Hooverville invention Modern Seattle equivalent How it works today
Gravity-fed water system built from scavenged pipes Rainwater harvesting systems in urban gardens More than 200 community gardens use gravity-fed irrigation systems
Knowledge-sharing workshop Makerspaces and tool libraries 15 branch libraries offer “libraries of things” with tools
Repurposing tin cans into building materials Building material reuse centers ReStore redirects 2+ million pounds of materials annually

Why It Matters Today

Hooverville’s story teaches something important: the most interesting solutions often come not from people with big budgets and expensive equipment, but from those forced to think creatively because they have no other choice. When you don’t have ready-made answers, you start to see possibilities where others see only problems.
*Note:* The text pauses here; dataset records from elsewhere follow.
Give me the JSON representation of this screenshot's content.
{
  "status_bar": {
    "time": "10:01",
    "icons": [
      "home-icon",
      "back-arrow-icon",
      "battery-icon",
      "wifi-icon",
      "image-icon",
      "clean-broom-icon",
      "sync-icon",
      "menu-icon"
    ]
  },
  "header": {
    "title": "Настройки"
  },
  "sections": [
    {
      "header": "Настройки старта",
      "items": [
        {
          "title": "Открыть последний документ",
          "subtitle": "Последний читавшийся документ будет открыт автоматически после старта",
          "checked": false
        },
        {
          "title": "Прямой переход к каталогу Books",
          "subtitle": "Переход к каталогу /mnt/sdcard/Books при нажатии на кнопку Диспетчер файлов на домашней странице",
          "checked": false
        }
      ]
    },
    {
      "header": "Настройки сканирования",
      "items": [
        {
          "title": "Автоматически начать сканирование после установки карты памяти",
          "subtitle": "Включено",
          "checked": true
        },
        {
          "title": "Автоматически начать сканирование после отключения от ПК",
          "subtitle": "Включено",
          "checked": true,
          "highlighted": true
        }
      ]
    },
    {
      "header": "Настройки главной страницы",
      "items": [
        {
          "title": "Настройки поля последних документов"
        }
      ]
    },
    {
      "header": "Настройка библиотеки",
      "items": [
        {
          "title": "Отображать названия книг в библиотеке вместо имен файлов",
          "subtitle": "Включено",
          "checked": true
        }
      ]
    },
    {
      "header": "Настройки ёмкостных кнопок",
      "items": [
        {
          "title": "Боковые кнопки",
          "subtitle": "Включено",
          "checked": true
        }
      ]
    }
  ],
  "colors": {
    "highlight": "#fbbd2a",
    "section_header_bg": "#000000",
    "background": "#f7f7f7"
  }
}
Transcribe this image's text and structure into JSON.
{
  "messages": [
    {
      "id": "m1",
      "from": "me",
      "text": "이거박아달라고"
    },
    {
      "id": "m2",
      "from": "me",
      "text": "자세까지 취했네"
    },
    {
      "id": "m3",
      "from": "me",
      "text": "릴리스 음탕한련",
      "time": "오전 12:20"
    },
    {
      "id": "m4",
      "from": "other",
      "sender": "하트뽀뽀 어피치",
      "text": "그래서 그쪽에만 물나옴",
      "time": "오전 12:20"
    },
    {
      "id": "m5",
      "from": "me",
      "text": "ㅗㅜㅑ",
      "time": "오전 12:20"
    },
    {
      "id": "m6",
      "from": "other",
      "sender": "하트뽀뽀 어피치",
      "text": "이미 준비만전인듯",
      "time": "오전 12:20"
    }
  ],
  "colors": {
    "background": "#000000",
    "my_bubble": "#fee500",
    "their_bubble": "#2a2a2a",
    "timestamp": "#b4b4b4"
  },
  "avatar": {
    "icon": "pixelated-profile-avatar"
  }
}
Today, as we confront climate change, resource shortages, and the need to live more sustainably, Hooverville’s experience feels relevant again. The settlement’s residents proved you could build functioning infrastructure from almost nothing, and that a community working together can solve problems that seem impossible for one person.

The Museum of History & Industry (MOHAI) in Seattle has a small exhibit dedicated to Hooverville. There you can see photos of the homemade water system, the tools residents used, and hear recorded stories from people who lived there. Many visitors are surprised to learn that this “town of trash” was in some ways more innovative than the city around it.

One of the most touching items in the exhibit is the diary of a girl named Ruth, who was 11 when her family moved to Hooverville. She wrote: “Dad says we’re poor, but I don’t think so. Yesterday Mr. Jackson taught me how pipes work, and now I know why water flows down. And we have neighbors who help each other. Is that poverty?”

Maybe true wealth isn’t money or things, but the ability to make something useful from what you have and to share that skill with others. Hooverville’s residents understood that. And Seattle is still learning from them, nearly a century after the last little tin-and-wood shack was taken down.